Choosing to stay in the fight, getting help becomes a great challenge. If you have real mental health issues, you have to seek appropriate assessment and real counseling or medical help. Dextroamphetamine and amphetamine seems to be the most commonly used as part of attention deficit hyperactivity disorder, claimed by many. Alcohol comes a close second.

I heard of one story of how an individual, studying for his 3rd attempt, got dismissed from a review course.
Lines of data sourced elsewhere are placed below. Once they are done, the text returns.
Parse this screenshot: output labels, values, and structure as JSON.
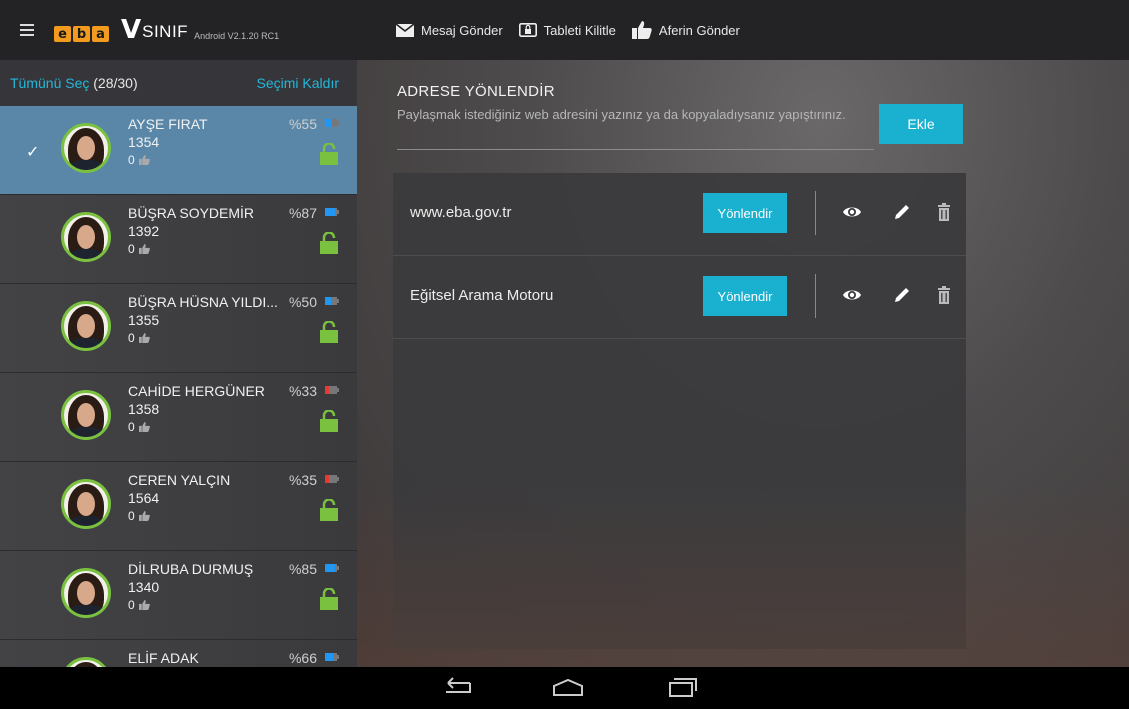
{
  "topbar": {
    "logo_letters": [
      "e",
      "b",
      "a"
    ],
    "brand_v": "V",
    "brand_name": "SINIF",
    "version": "Android V2.1.20 RC1",
    "actions": [
      {
        "label": "Mesaj Gönder",
        "icon": "envelope-icon"
      },
      {
        "label": "Tableti Kilitle",
        "icon": "tablet-lock-icon"
      },
      {
        "label": "Aferin Gönder",
        "icon": "thumbs-up-icon"
      }
    ]
  },
  "sidebar": {
    "select_all": "Tümünü Seç",
    "count": "(28/30)",
    "clear_selection": "Seçimi Kaldır",
    "students": [
      {
        "name": "AYŞE FIRAT",
        "number": "1354",
        "likes": "0",
        "battery": "%55",
        "battery_level": 0.55,
        "battery_color": "#2196f3",
        "selected": true
      },
      {
        "name": "BÜŞRA SOYDEMİR",
        "number": "1392",
        "likes": "0",
        "battery": "%87",
        "battery_level": 0.87,
        "battery_color": "#2196f3",
        "selected": false
      },
      {
        "name": "BÜŞRA HÜSNA YILDI...",
        "number": "1355",
        "likes": "0",
        "battery": "%50",
        "battery_level": 0.5,
        "battery_color": "#2196f3",
        "selected": false
      },
      {
        "name": "CAHİDE HERGÜNER",
        "number": "1358",
        "likes": "0",
        "battery": "%33",
        "battery_level": 0.33,
        "battery_color": "#e53935",
        "selected": false
      },
      {
        "name": "CEREN YALÇIN",
        "number": "1564",
        "likes": "0",
        "battery": "%35",
        "battery_level": 0.35,
        "battery_color": "#e53935",
        "selected": false
      },
      {
        "name": "DİLRUBA DURMUŞ",
        "number": "1340",
        "likes": "0",
        "battery": "%85",
        "battery_level": 0.85,
        "battery_color": "#2196f3",
        "selected": false
      },
      {
        "name": "ELİF ADAK",
        "number": "",
        "likes": "",
        "battery": "%66",
        "battery_level": 0.66,
        "battery_color": "#2196f3",
        "selected": false
      }
    ]
  },
  "main": {
    "section_title": "ADRESE YÖNLENDİR",
    "url_placeholder": "Paylaşmak istediğiniz web adresini yazınız ya da kopyaladıysanız yapıştırınız.",
    "add_label": "Ekle",
    "links": [
      {
        "title": "www.eba.gov.tr",
        "go_label": "Yönlendir"
      },
      {
        "title": "Eğitsel Arama Motoru",
        "go_label": "Yönlendir"
      }
    ]
  },
  "colors": {
    "accent": "#1ab0cf",
    "lock": "#79c13f",
    "selected_row": "#5a87a8"
  },
  "navbar": {
    "icons": [
      "back-icon",
      "home-icon",
      "recents-icon"
    ]
  }
}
How does one get dismissed from a review course? Bring beer to the lectures. Unbelievable. Apparently, according to the story teller, he is on his way to becoming an expert in fatty liver, esophageal varices, portal hypertension and ascites.

And if you stay engaged in this bizarre process, you have to study again. That may be the most overriding theme. And many choose that course. The challenge becomes what to study? how? with what materials? in what order? when to introduce questions? in the test/tutor/times/un-timed mode? Which bank? Which books? Which tutor? What review program? Which city? And for how long? Use NBME as a guide? I've not heard much consensus on any one approach; It's so individual. And there in lies the conundrum. You become your own analyst and expert to figure it out, and you are the worst person to make that determination.

So everyone does what they can: talk to friends, contact school and profs, call review programs, contact mentors, ask the clerk at the grocery store. At this point, any opinion will do. And most everyone tells you something different about the "how they did it", but says the same things about the what: You can do this. You can make it happen. You'll be fine. It'll all work out. Fact is, it may not. But you have to get things in order and do what you can.

It's not horrible. Everything happens for a reason. It presents an opportunity to realize your deficits and work on filling them. It allows time and space to hone knowledge so you can be a better clinician. It provides insight into study skills, memory, learning. personality traits, tenacity and dealing with success/failure. It's a unique perspective to be stripped down to, and can be beneficial regardless of the final outcome. And in the final analysis, what doesn't kill you makes you stronger, or...forces  you to join the peace corp.